My 2011 Audi A4 B8 has cruise control and although not adaptive, it does engage the brakes if I set a cruising speed well below my current speed or if the car picks up speed during descents.

The car has ABS, ESP and I think also EBD. As far as I know, the brake pressure is only created mechanically by the driver pushing the pedal, and amplified by the brake booster. The pressure is then handled by the aforementioned systems. How is it then, that the car can brake on its own without me touching the pedal?

2 Answers 2


The original ABS systems only modulated pedal pressure. Some systems only worked on two of four wheels.

"Better" or later systems could modulate all four wheels. Even more developed was the ability to modulate each wheel independently.

Modern systems have an electric pump, which pressurizes a reservoir. Sometimes you can hear them whine for a few seconds on startup (modern Honda Civic comes to mind).

These systems can compensate for "too much" as well as "not enough" pedal pressure.

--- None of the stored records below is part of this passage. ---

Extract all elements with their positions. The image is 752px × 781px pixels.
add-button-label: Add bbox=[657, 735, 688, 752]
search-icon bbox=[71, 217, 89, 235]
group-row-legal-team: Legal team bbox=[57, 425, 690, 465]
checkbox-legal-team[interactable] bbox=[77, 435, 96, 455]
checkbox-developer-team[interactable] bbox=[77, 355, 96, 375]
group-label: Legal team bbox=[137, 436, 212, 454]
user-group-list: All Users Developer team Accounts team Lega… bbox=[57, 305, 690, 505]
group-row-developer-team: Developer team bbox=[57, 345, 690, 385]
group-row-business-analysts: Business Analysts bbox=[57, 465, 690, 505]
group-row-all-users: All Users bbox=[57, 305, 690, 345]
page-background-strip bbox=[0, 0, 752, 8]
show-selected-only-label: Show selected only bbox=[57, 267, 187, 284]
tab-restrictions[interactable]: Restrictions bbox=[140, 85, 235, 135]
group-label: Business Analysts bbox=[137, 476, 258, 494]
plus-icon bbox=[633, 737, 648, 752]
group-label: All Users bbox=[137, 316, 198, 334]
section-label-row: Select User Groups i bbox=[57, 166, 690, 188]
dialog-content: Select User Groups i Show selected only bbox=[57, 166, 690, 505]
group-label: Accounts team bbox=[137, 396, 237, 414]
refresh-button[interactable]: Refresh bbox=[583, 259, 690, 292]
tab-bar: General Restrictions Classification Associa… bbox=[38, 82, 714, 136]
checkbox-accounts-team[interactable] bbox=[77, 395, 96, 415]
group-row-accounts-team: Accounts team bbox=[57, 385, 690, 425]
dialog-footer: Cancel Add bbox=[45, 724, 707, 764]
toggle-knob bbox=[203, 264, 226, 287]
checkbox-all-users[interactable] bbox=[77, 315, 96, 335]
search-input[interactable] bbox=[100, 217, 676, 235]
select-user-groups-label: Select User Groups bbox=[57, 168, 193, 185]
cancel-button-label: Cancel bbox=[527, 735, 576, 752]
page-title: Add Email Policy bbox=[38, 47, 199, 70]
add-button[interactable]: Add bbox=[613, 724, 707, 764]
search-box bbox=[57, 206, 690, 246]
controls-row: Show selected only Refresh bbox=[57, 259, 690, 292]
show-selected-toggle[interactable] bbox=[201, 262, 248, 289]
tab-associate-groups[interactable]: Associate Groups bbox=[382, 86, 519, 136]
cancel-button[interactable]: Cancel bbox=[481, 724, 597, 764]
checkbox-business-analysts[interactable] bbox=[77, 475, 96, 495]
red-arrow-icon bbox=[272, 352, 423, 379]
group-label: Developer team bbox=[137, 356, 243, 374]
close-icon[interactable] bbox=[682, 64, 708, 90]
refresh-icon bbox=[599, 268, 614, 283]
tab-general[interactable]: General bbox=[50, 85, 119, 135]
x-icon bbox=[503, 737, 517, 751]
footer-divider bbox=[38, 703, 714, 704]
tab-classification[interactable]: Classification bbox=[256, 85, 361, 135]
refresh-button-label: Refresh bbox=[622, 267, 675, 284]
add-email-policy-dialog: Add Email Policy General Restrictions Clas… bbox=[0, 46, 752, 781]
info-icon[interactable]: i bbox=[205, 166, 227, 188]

Through sophisticated electronics, they can possibly even do a variety of other tasks:

  • Retard cruise control or steep slope descents
  • Emergency braking triggered by proximity radar
  • Traction control to redirect torque across a differential away from the slipping wheel
  • Dynamic handling assist that can figure out which wheel to drag in a corner and help steer/pivot or prevent spinout.
  • Automated parallel parking assist
  • Launch control

These are just a few off the top of my head. I'm certain there are several more, and more to come.

While you won't find Lauch Control in all but hyper sports cars, some Volvos have Dynamic Stability Control (they may call it something slightly different).

I'm not current with BMW and Mercedes offerings, but I do know that they offer a menu of features beyond "anti-lock braking" on the higher-end [more expensive] vehicles.

Even my lowly 2018 Toyota Sienna van (don't get me wrong; I love it) has emergency braking, traction control, and some other high end features which are effected with the ABS "pump".


The abs system can provide the function to engage the brakes.

  • The diagram I looked at showed the ABS pump cycling a valve to open or close a chamber of pressure before the slave sylinder. Is the pump also providing brake pressure then? I'd be happy to read any articles if you know of one that explains it - I haven't found any
    – Erik
    Commented Jan 12, 2019 at 15:55
  • 1
    Hmm, wonder what "pump" stands for? If the other systems like ESP and EBD call for braking at one or more wheels then that needs to come from somewhere...
    – Solar Mike
    Commented Jan 12, 2019 at 16:05
  • well I suppose it the pump provides pressure for braking, but I'm not sure so I'm asking you. As far as I've understood, in traditional abs systems the pressure is used to cycle a valve, not provide brake pressure.
    – Erik
    Commented Jan 12, 2019 at 16:13
  • The valve cycles to allow or prevent the pressure getting to that particular brake...
    – Solar Mike
    Commented Jan 12, 2019 at 16:22
  • Yes, that I understood. But the pressure created by the pump is, as far as I understand, not used for anything else than cycling the valve in traditional abs systems. So my question is then, does the pressure from the pump also provide braking pressure in my car and other fairly new models?